In this regard, Are You a Man? (fig. 22) poses questions of the ambiguity related to origin, identity and image. The image in the work is derived from his early self-portrait drawing, Untitled (1993) (fig. 16), roughly painted in charcoal and acrylic. In typical style, the portrait is formed with six Korean letters that form the question “Are you a man?”

This work seems to be softer and more voluminous than the early ink drawing. The eyes of the man in the early work are not depicted, but smudged in the dark. As a whole, this man appears still calm and poignant.
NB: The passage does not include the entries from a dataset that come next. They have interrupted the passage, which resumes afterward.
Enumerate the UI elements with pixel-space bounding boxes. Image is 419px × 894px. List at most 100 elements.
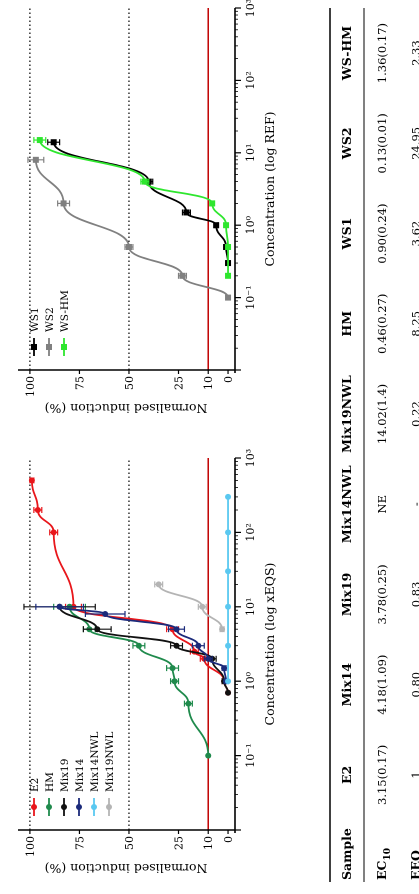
y-tick-label: 75 xyxy=(73,836,86,850)
series-WS-HM xyxy=(33,137,232,279)
data-point xyxy=(125,243,132,250)
x-tick-label: 10¹ xyxy=(244,144,257,162)
table-header-cell: Mix14 xyxy=(339,663,354,707)
data-point xyxy=(225,678,232,685)
legend-swatch-marker xyxy=(106,804,112,810)
series-line-WS2 xyxy=(34,159,229,298)
table-cell: 0.83 xyxy=(409,582,419,608)
legend-label: Mix19NWL xyxy=(104,732,116,792)
x-axis-title: Concentration (log xEQS) xyxy=(262,563,277,726)
table-cell: 1.36(0.17) xyxy=(375,23,389,83)
series-line-Mix19NWL xyxy=(157,584,223,630)
data-point xyxy=(171,678,178,685)
series-Mix14NWL xyxy=(225,493,232,685)
y-axis-title: Normalised induction (%) xyxy=(45,861,208,876)
data-point xyxy=(225,272,232,279)
legend-swatch-marker xyxy=(91,804,97,810)
legend-swatch-marker xyxy=(61,804,67,810)
table-header-cell: E2 xyxy=(339,766,354,784)
data-point xyxy=(205,752,212,759)
table-header-cell: HM xyxy=(339,311,354,337)
legend-swatch-marker xyxy=(31,344,37,350)
table-row-label: EC10 xyxy=(374,848,393,880)
data-point xyxy=(225,294,232,301)
table-cell: 0.13(0.01) xyxy=(375,113,389,173)
series-line-Mix14 xyxy=(58,605,227,682)
table-cell: 3.62 xyxy=(409,221,419,247)
series-line-WS1 xyxy=(52,141,229,264)
table-cell: 8.25 xyxy=(409,311,419,337)
data-point xyxy=(36,137,43,144)
data-point xyxy=(102,611,109,618)
legend-label: Mix14 xyxy=(74,758,86,792)
x-tick-label: 10³ xyxy=(244,0,257,17)
legend-label: E2 xyxy=(29,778,41,792)
data-point xyxy=(225,529,232,536)
y-tick-label: 0 xyxy=(222,836,235,843)
data-point xyxy=(221,665,228,672)
legend-swatch-marker xyxy=(31,804,37,810)
legend-label: WS-HM xyxy=(59,290,71,332)
x-tick-label: 10² xyxy=(244,523,257,541)
series-Mix19NWL xyxy=(154,581,226,633)
data-point xyxy=(225,493,232,500)
table-header-cell: Sample xyxy=(339,828,354,880)
table-cell: 2.33 xyxy=(409,40,419,66)
legend-label: Mix14NWL xyxy=(89,732,101,792)
x-tick-label: 10¹ xyxy=(244,598,257,616)
table-cell: 3.15(0.17) xyxy=(375,745,389,805)
x-tick-label: 10³ xyxy=(244,449,257,467)
data-point xyxy=(155,581,162,588)
x-tick-label: 10⁰ xyxy=(244,215,257,234)
data-point xyxy=(213,222,220,229)
legend-swatch-marker xyxy=(46,344,52,350)
y-tick-label: 100 xyxy=(24,376,37,397)
y-tick-label: 0 xyxy=(222,376,235,383)
data-point xyxy=(34,507,41,514)
legend-label: Mix19 xyxy=(59,759,71,792)
table-cell: 0.22 xyxy=(409,401,419,427)
data-point xyxy=(225,568,232,575)
series-line-E2 xyxy=(30,480,229,693)
legend: E2 HM Mix19 Mix14 Mix14NWL Mix19NWL xyxy=(29,732,116,816)
table-header-cell: Mix19 xyxy=(339,573,354,616)
data-point xyxy=(32,156,39,163)
legend-label: WS2 xyxy=(44,307,56,332)
legend: WS1 WS2 WS-HM xyxy=(29,290,71,356)
data-point xyxy=(56,603,63,610)
table-header-cell: WS-HM xyxy=(339,26,354,82)
x-tick-label: 10⁻¹ xyxy=(244,743,257,767)
table-cell: 14.02(1.4) xyxy=(375,384,389,444)
data-point xyxy=(225,243,232,250)
y-tick-label: 25 xyxy=(173,376,186,390)
data-point xyxy=(173,626,180,633)
table-header-cell: Mix14NWL xyxy=(339,465,354,543)
data-point xyxy=(225,603,232,610)
legend-label: WS1 xyxy=(29,307,41,332)
table-header-cell: WS1 xyxy=(339,218,354,251)
series-HM xyxy=(53,603,212,759)
table-row-label: EEQ xyxy=(408,850,419,880)
y-tick-label: 50 xyxy=(123,836,136,850)
table-cell: 3.78(0.25) xyxy=(375,564,389,624)
legend-label: HM xyxy=(44,772,56,792)
data-point xyxy=(50,529,57,536)
data-point xyxy=(169,665,176,672)
data-point xyxy=(195,642,202,649)
table-cell: 0.90(0.24) xyxy=(375,203,389,263)
y-axis-title: Normalised induction (%) xyxy=(45,401,208,416)
table-cell: NE xyxy=(375,495,389,513)
data-point xyxy=(205,655,212,662)
series-E2 xyxy=(28,477,232,696)
data-point xyxy=(223,222,230,229)
table-cell: 1 xyxy=(409,771,419,778)
data-point xyxy=(185,700,192,707)
legend-swatch-marker xyxy=(61,344,67,350)
data-point xyxy=(94,626,101,633)
table-cell: 24.95 xyxy=(409,127,419,160)
data-point xyxy=(225,642,232,649)
y-tick-label: 10 xyxy=(202,836,215,850)
data-point xyxy=(209,200,216,207)
y-tick-label: 75 xyxy=(73,376,86,390)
Yoo describes that the title poses questions to the artist himself and the image as well. As an artist, Yoo asks himself how an artist functions as a man in society. According to him, a man in the work symbolizes himself, a person as well as an artist, who does not properly operate or behave as a man. Yoo confides his inability; he inappropriately and unstably functions either as a man or an artist. At the same time, he reveals a paradox in mind that sustains him in functioning.

“I can work when I am stimulated by circumstances that miss something: uncomfortable, abnormal, complex, anxious, mutative and, furthermore, maliciousness. I am not a person or an artist who is comfortable and normal. No, I do not want to be. Are you a man? No, I do not want to be.”[13]

The work asks Yoo again if he is a man: if the image of the man in the work is a man or is the image is a flock of floating letters?

[1] Seung Ho Yoo, “Na’eui Myutgazi Danpyunjuk Saengakdeul (A Few of My Fragmentary Thoughts),” in The Idiot (Seoul: Project Space Sarubia, 2004), 32.
[2] Seung Ho Yoo, “Sumsaehan Babo (A Sensitive Idiot),” unpublished artist’s note, 2000. n.p.
[3] Byung Hak Ryu, “Ajoomma’eui Hyundae Misul Talk Show (A Middle-Aged Woman’s Contemporary Art Talk Show),” (Seoul: 2000), n.p.
[4] Yee, 197.
[5] According to Korean orthography, in order to make the compound word, balbari, there are two “발(bal)” and a suffix, 이(ē) are needed. Like Dongguri in Kwon’s work, the suffix 이(ē) means a person who possesses a characteristic that its prefix indicates.
[6] Yoo, “Sumsaehan Babo.”
[7] Choong Hwan Koh, Vision 21 (Seoul: Sungshin Women’s University, 2002), no page.
[8] Seung Ho Yoo, Hee Hee Hee (Seoul: Cho Sung Hee Gallery, 1999), press release. Hee Hee Hee is the Korean onomatopoeic word for giggling.
[9] Yoo, “Sumsaehan Babo”
[10] Ibid.
[11] Soo Mee Kang, “Nae Yookchae’neun …loman Jonjaehanda: haehwa’la’neun Yookchae-ae Seu’ueojin Text? (My Body Exists Only as…: Texts Written on the Body of Painting?,” Echowords (Seoul: Suknam Art & Culture Foundation, 2003), No Page.
[12] Guillaume Apollinaire, Calligrammes: Poems of Peace and War (1913-1916), trans. Anne Hyde Greet (Berkeley, CA.: University of California Press, 1980), 100.
[13] Yoo, interview by author, 25 February 2005, via email.